Los monumentos no, mujer: ¡Destrúyelo todo! por Gabriela Hernández

¡Destrúyelo todo, por favor! Hazles sentir el miedo que me invadió aquella noche en la que me persiguieron dos calles antes de atraparme. Que sientan mi adrenalina inútilmente queriendo salvarme. Mi forcejeo. Mis gritos ahogados en el pecho. El hueco en el estómago que se me subió a la cabeza, mi cabeza llena de helio que quería reventar. Mis ojos que de no saber a donde mirar, sólo veían escenas borrosas. Mis piernas temblorosas. ¡Rompe todo! Como los huesos de mis costillas después de la golpiza. Un golpe que tumba al piso y una tanda de patadas: Mi sangre revuelta con tierra y lágrimas. Que sientan cada cachetada, cada moretón en mis piernas o en mi cara. ¡Hazles que se traguen sus palabras! Como yo, quedando tirada en el piso muda del dolor.
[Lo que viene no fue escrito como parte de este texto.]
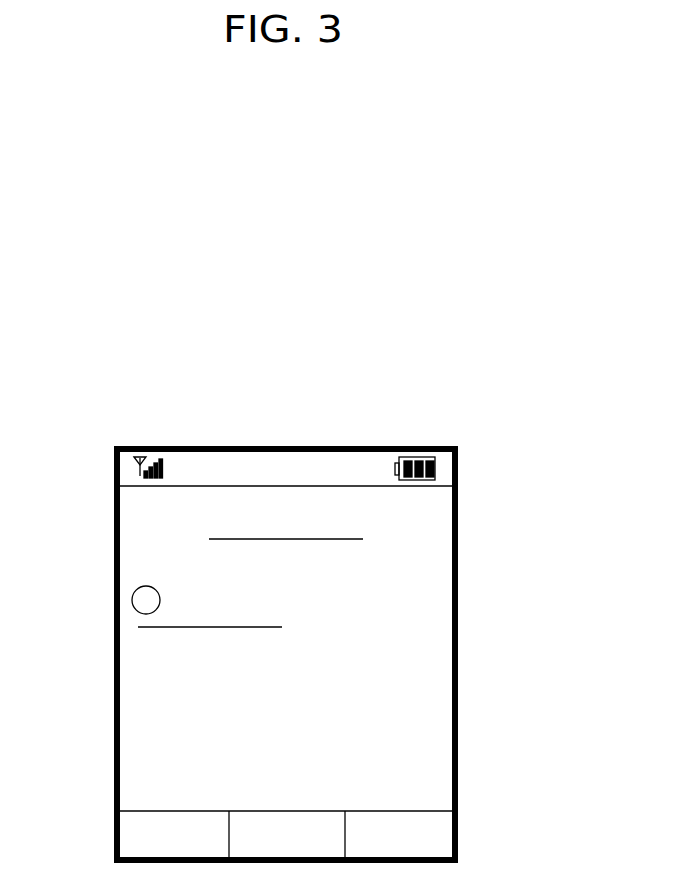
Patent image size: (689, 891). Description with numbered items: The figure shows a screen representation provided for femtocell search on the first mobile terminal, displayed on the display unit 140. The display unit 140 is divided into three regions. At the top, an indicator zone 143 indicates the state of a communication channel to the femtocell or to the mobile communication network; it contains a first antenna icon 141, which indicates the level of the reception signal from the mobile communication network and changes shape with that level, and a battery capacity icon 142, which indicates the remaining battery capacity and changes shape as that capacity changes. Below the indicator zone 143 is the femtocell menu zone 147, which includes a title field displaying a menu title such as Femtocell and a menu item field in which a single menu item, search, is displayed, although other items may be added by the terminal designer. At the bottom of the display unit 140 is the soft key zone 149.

The display unit 140 is at (473, 578).
The first antenna icon 141 is at (160, 452).
The battery capacity icon 142 is at (415, 457).
The indicator zone 143 is at (125, 475).
The femtocell menu zone 147 is at (122, 570).
The soft key zone 149 is at (123, 832).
Diluyendo poco a poco mi voz y perdiendo el lenguaje. Deshaciendo cada esperanza, cada sueño, cada plan. Sintiendo más lejana la posibilidad de volver a ver a mi familia, a mi perrita, a mis amigos, a mi novio… a la misma luz del día. Olvidando cómo se dice “¡ayuda, me están matando! O ¿qué les hice? ¿Y por qué me odian tanto?” ¡Quémalo todo! Como el fuego que quemaba mi vagina cuando me abrían las piernas a la fuerza y me penetraban una y otra vez mientras todos sus amigos se burlaban y me grababan. O cuando se lanzaban sobre mi boca y me acribillaban. La cara partida. Las piernas ensangrentadas. Un dolor cervical terrible. Desnuda. Desalmada. Ya sin miedo, ¿qué más podrían hacerme ya? El vacío total. La mirada perdida en un punto fijo en esa pared cuarteada. La oscuridad. “Eres asquerosa”, me decían. Y yo, yo ya no sentía nada… o eso creía.
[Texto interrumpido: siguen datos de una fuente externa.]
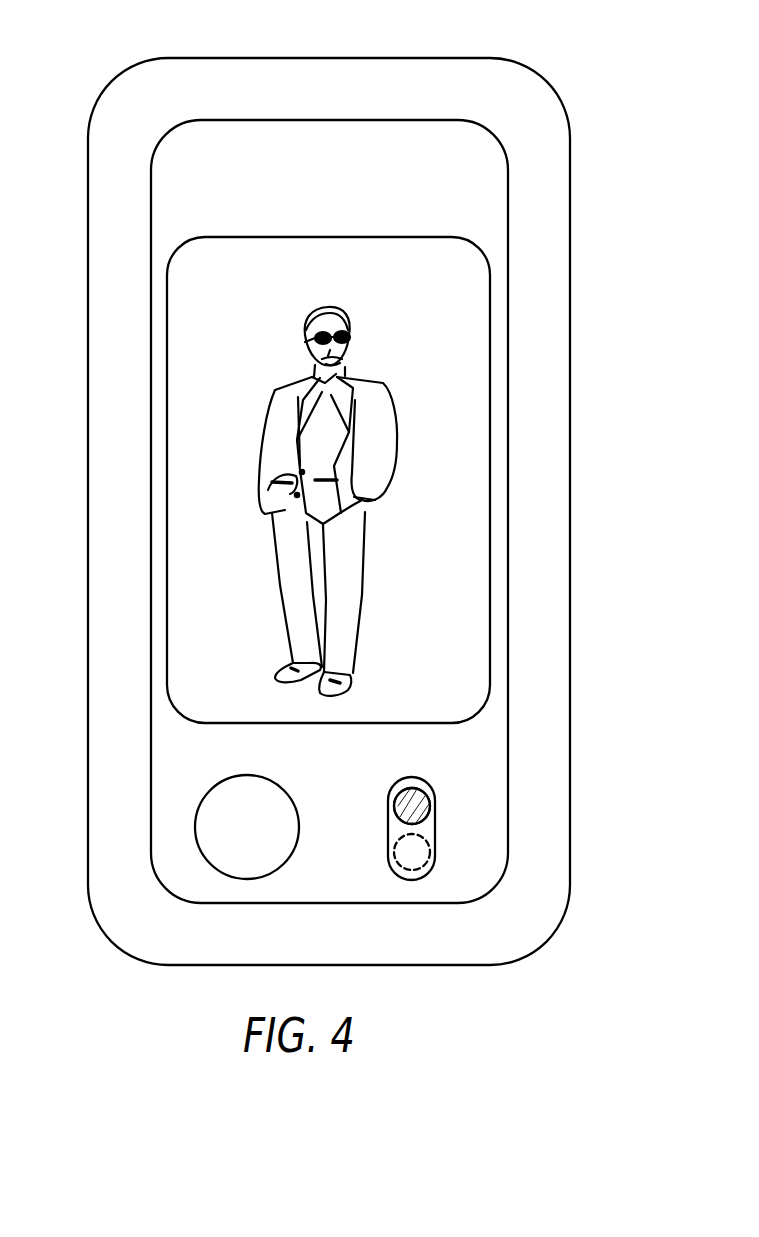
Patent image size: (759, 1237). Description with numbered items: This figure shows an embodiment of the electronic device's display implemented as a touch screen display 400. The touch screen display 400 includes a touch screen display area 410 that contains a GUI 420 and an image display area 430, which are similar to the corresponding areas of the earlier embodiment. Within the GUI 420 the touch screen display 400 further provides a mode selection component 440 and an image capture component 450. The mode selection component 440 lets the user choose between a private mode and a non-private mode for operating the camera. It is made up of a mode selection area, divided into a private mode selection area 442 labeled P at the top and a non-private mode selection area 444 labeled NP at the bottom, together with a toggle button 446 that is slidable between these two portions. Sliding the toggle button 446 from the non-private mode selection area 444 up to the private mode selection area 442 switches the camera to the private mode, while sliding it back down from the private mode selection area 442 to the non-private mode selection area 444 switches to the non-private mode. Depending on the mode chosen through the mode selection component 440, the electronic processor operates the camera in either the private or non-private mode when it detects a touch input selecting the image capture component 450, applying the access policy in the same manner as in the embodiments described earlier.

Creí que no se podía llegar más bajo. Que lo único que restaba era morir, y ya estaba preparada porque gran parte de mí estaba muerta. Pensé en la bala que en mi sueños me cruzaba el estómago. Pensé que sería así de rápido. Que en cuanto se aburrieran de mí, dispararían con la misma pistola con la que me amenazaron. Pero no fue así. Porque la escena se repetía como un ciclo interminable entre desmayarme y despertar con sus orines bañándome. ¡Muéstrales que nuestra lucha no tiene miedo! Como me hubiera gustado a mí mostrarle a la niña de unos 8 años que trajeron para “mi despedida”: ante sus ojitos llorosos, me levantaron desnuda tomando un palo de escoba afilado que meterían con fuerza desde mi vagina hasta mi pecho, cruzándome todo el cuerpo, astillándome, rompiendo por partes.

Era el fin de mi fin, un final doloroso que me dejó derritiéndome ante los ojos de esa pobre pequeña cuyo fin a penas comenzaba. Llena de excremento, orines, saliva, sangre, tierra, vomito, morí mientras los que me aman aún guardan la esperanza de encontrarme viva. ¡Grita por mí y por todas!